On the same day that Mr. Willey signed the Used Car Buyer's Order, he signed a promissory note for the full purchase price of the van. The terms of the promissory note obligated Mr. Willey to pay the entire purchase price within three days. Ostensibly, this was done to allow Mr. Willey to obtain conventional financing for the van. Nonetheless, the appellants point to no facts or law that would render the promissory note void or unenforceable. The promissory note is by definition a deferred payment agreement, as it is an unconditional promise to pay a fixed sum of money on a certain date. See Black's Law Dictionary (6 Ed. 1990) 1214; Burke v. State (1922), 104 Ohio St. 220, paragraph one of syllabus. This document satisfies the express terms of Paragraph 12 and therefore controls the parties' rights and liabilities regarding payment. The fact that Mr. Willey subsequently defaulted upon the promissory note does not act retroactively to void the sale. Nor does the default, in and of itself, generate any ownership interest in the van in favor of Mike Castrucci Ford. In other words, Mike Castrucci Ford could not have lawfully repossessed the van upon Mr. Willey's default unless it had obtained a properly perfected security interest in it. Moreover, Mr. Willey's failure to obtain financing does not create a triable issue of fact regarding ownership. The purchase contract conditions transfer of ownership on the parties' execution of a deferred payment agreement, not the buyer's obtaining financing. Financing is but one species of a "deferred payment agreement." The promissory note signed by the parties is another. In sum, upon execution of the promissory note and delivery of the van, Mike Castrucci Ford had no ownership interest in the van.
Accordingly the trial court properly determined as a matter of law that Mike Castrucci Ford did not own the vehicle at the time of the accident. Appellants' assignment of error has no merit.
JUDGMENT AFFIRMED
JUDGMENT ENTRY
It is ordered that the JUDGMENT BE AFFIRMED and that Appellees recover of Appellants costs herein taxed.
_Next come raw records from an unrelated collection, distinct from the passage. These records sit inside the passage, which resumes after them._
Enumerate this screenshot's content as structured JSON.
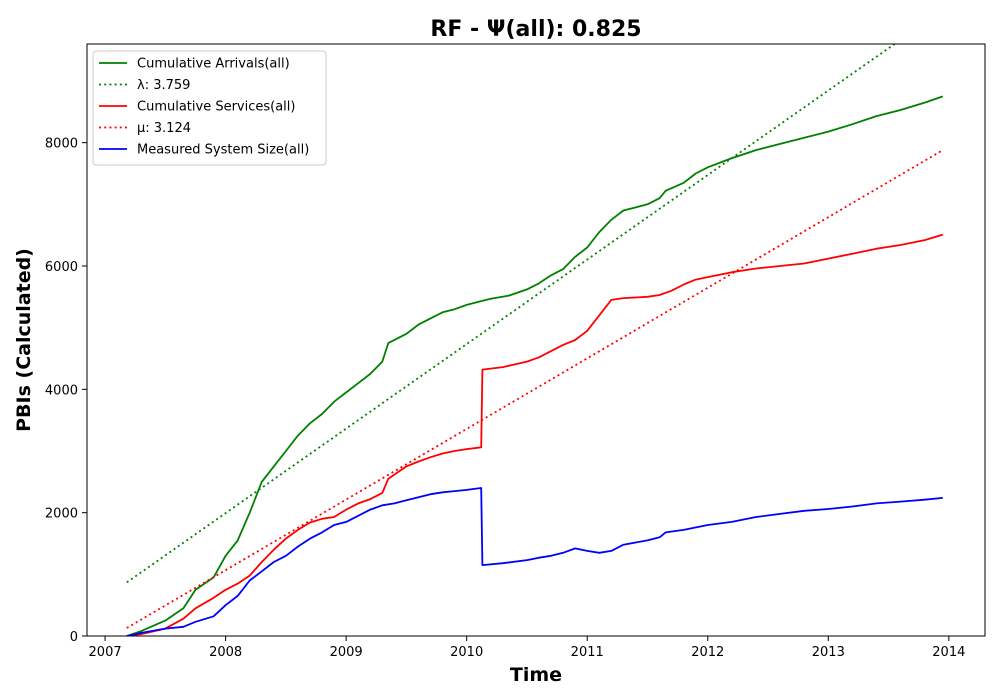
{
  "chart_data": {
    "type": "line",
    "title": "RF -  Ψ(all): 0.825",
    "xlabel": "Time",
    "ylabel": "PBIs (Calculated)",
    "xlim": [
      2006.85,
      2014.3
    ],
    "ylim": [
      0,
      9600
    ],
    "x_ticks": [
      2007,
      2008,
      2009,
      2010,
      2011,
      2012,
      2013,
      2014
    ],
    "x_tick_labels": [
      "2007",
      "2008",
      "2009",
      "2010",
      "2011",
      "2012",
      "2013",
      "2014"
    ],
    "y_ticks": [
      0,
      2000,
      4000,
      6000,
      8000
    ],
    "y_tick_labels": [
      "0",
      "2000",
      "4000",
      "6000",
      "8000"
    ],
    "grid": false,
    "legend_position": "top-left",
    "series": [
      {
        "name": "Cumulative Arrivals(all)",
        "color": "#008000",
        "style": "solid",
        "points": [
          [
            2007.18,
            0
          ],
          [
            2007.3,
            80
          ],
          [
            2007.5,
            250
          ],
          [
            2007.65,
            450
          ],
          [
            2007.75,
            750
          ],
          [
            2007.9,
            950
          ],
          [
            2008.0,
            1300
          ],
          [
            2008.1,
            1550
          ],
          [
            2008.2,
            2000
          ],
          [
            2008.3,
            2500
          ],
          [
            2008.4,
            2750
          ],
          [
            2008.5,
            3000
          ],
          [
            2008.6,
            3250
          ],
          [
            2008.7,
            3450
          ],
          [
            2008.8,
            3600
          ],
          [
            2008.9,
            3800
          ],
          [
            2009.0,
            3950
          ],
          [
            2009.1,
            4100
          ],
          [
            2009.2,
            4250
          ],
          [
            2009.3,
            4450
          ],
          [
            2009.35,
            4750
          ],
          [
            2009.5,
            4900
          ],
          [
            2009.6,
            5050
          ],
          [
            2009.7,
            5150
          ],
          [
            2009.8,
            5250
          ],
          [
            2009.9,
            5300
          ],
          [
            2010.0,
            5370
          ],
          [
            2010.1,
            5420
          ],
          [
            2010.2,
            5470
          ],
          [
            2010.35,
            5520
          ],
          [
            2010.5,
            5620
          ],
          [
            2010.6,
            5720
          ],
          [
            2010.7,
            5850
          ],
          [
            2010.8,
            5950
          ],
          [
            2010.9,
            6150
          ],
          [
            2011.0,
            6300
          ],
          [
            2011.1,
            6550
          ],
          [
            2011.2,
            6750
          ],
          [
            2011.3,
            6900
          ],
          [
            2011.5,
            7000
          ],
          [
            2011.6,
            7100
          ],
          [
            2011.65,
            7220
          ],
          [
            2011.8,
            7350
          ],
          [
            2011.9,
            7500
          ],
          [
            2012.0,
            7600
          ],
          [
            2012.2,
            7750
          ],
          [
            2012.4,
            7880
          ],
          [
            2012.6,
            7980
          ],
          [
            2012.8,
            8080
          ],
          [
            2013.0,
            8180
          ],
          [
            2013.2,
            8300
          ],
          [
            2013.4,
            8430
          ],
          [
            2013.6,
            8530
          ],
          [
            2013.8,
            8650
          ],
          [
            2013.95,
            8750
          ]
        ]
      },
      {
        "name": "λ: 3.759",
        "color": "#008000",
        "style": "dotted",
        "points": [
          [
            2007.18,
            870
          ],
          [
            2013.55,
            9600
          ]
        ]
      },
      {
        "name": "Cumulative Services(all)",
        "color": "#ff0000",
        "style": "solid",
        "points": [
          [
            2007.18,
            0
          ],
          [
            2007.3,
            30
          ],
          [
            2007.5,
            120
          ],
          [
            2007.65,
            280
          ],
          [
            2007.75,
            450
          ],
          [
            2007.9,
            620
          ],
          [
            2008.0,
            750
          ],
          [
            2008.1,
            850
          ],
          [
            2008.2,
            980
          ],
          [
            2008.3,
            1200
          ],
          [
            2008.4,
            1400
          ],
          [
            2008.5,
            1580
          ],
          [
            2008.6,
            1720
          ],
          [
            2008.7,
            1840
          ],
          [
            2008.8,
            1900
          ],
          [
            2008.9,
            1930
          ],
          [
            2009.0,
            2050
          ],
          [
            2009.1,
            2150
          ],
          [
            2009.2,
            2220
          ],
          [
            2009.3,
            2320
          ],
          [
            2009.35,
            2550
          ],
          [
            2009.5,
            2750
          ],
          [
            2009.6,
            2830
          ],
          [
            2009.7,
            2900
          ],
          [
            2009.8,
            2960
          ],
          [
            2009.9,
            3000
          ],
          [
            2010.0,
            3030
          ],
          [
            2010.12,
            3060
          ],
          [
            2010.13,
            4320
          ],
          [
            2010.3,
            4360
          ],
          [
            2010.5,
            4450
          ],
          [
            2010.6,
            4520
          ],
          [
            2010.7,
            4620
          ],
          [
            2010.8,
            4720
          ],
          [
            2010.9,
            4800
          ],
          [
            2011.0,
            4950
          ],
          [
            2011.1,
            5200
          ],
          [
            2011.2,
            5450
          ],
          [
            2011.3,
            5480
          ],
          [
            2011.5,
            5500
          ],
          [
            2011.6,
            5530
          ],
          [
            2011.7,
            5600
          ],
          [
            2011.8,
            5700
          ],
          [
            2011.9,
            5780
          ],
          [
            2012.0,
            5820
          ],
          [
            2012.2,
            5900
          ],
          [
            2012.4,
            5960
          ],
          [
            2012.6,
            6000
          ],
          [
            2012.8,
            6040
          ],
          [
            2013.0,
            6120
          ],
          [
            2013.2,
            6200
          ],
          [
            2013.4,
            6280
          ],
          [
            2013.6,
            6340
          ],
          [
            2013.8,
            6420
          ],
          [
            2013.95,
            6510
          ]
        ]
      },
      {
        "name": "μ: 3.124",
        "color": "#ff0000",
        "style": "dotted",
        "points": [
          [
            2007.18,
            130
          ],
          [
            2013.95,
            7880
          ]
        ]
      },
      {
        "name": "Measured System Size(all)",
        "color": "#0000ff",
        "style": "solid",
        "points": [
          [
            2007.18,
            0
          ],
          [
            2007.3,
            50
          ],
          [
            2007.5,
            120
          ],
          [
            2007.65,
            150
          ],
          [
            2007.75,
            230
          ],
          [
            2007.9,
            320
          ],
          [
            2008.0,
            500
          ],
          [
            2008.1,
            650
          ],
          [
            2008.2,
            900
          ],
          [
            2008.3,
            1050
          ],
          [
            2008.4,
            1200
          ],
          [
            2008.5,
            1300
          ],
          [
            2008.6,
            1450
          ],
          [
            2008.7,
            1580
          ],
          [
            2008.8,
            1680
          ],
          [
            2008.9,
            1800
          ],
          [
            2009.0,
            1850
          ],
          [
            2009.1,
            1950
          ],
          [
            2009.2,
            2050
          ],
          [
            2009.3,
            2120
          ],
          [
            2009.4,
            2150
          ],
          [
            2009.5,
            2200
          ],
          [
            2009.6,
            2250
          ],
          [
            2009.7,
            2300
          ],
          [
            2009.8,
            2330
          ],
          [
            2009.9,
            2350
          ],
          [
            2010.0,
            2370
          ],
          [
            2010.12,
            2400
          ],
          [
            2010.13,
            1150
          ],
          [
            2010.3,
            1180
          ],
          [
            2010.5,
            1230
          ],
          [
            2010.6,
            1270
          ],
          [
            2010.7,
            1300
          ],
          [
            2010.8,
            1350
          ],
          [
            2010.9,
            1420
          ],
          [
            2011.0,
            1380
          ],
          [
            2011.1,
            1350
          ],
          [
            2011.2,
            1380
          ],
          [
            2011.3,
            1480
          ],
          [
            2011.5,
            1550
          ],
          [
            2011.6,
            1600
          ],
          [
            2011.65,
            1680
          ],
          [
            2011.8,
            1720
          ],
          [
            2012.0,
            1800
          ],
          [
            2012.2,
            1850
          ],
          [
            2012.4,
            1930
          ],
          [
            2012.6,
            1980
          ],
          [
            2012.8,
            2030
          ],
          [
            2013.0,
            2060
          ],
          [
            2013.2,
            2100
          ],
          [
            2013.4,
            2150
          ],
          [
            2013.6,
            2180
          ],
          [
            2013.8,
            2210
          ],
          [
            2013.95,
            2240
          ]
        ]
      }
    ]
  }
}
The Court finds there were reasonable grounds for this appeal.
It is ordered that a special mandate issue out of this Court directing the Highland County Common Pleas Court to carry this judgment into execution.
Any stay previously granted by this Court is hereby terminated as of the date of this Entry.
A certified copy of this entry shall constitute the mandate pursuant to Rule 27 of the Rules of Appellate Procedure. Exceptions.
Kline, P.J. and Abele, J.
Concur in Judgment Opinion:
For the Court
BY: ___________________________ William H. Harsha, Judge
NOTICE TO COUNSEL
Pursuant to Local Rule No. 14, this document constitutes a final judgment entry and the time period for further appeal commences from the date of filing with the clerk.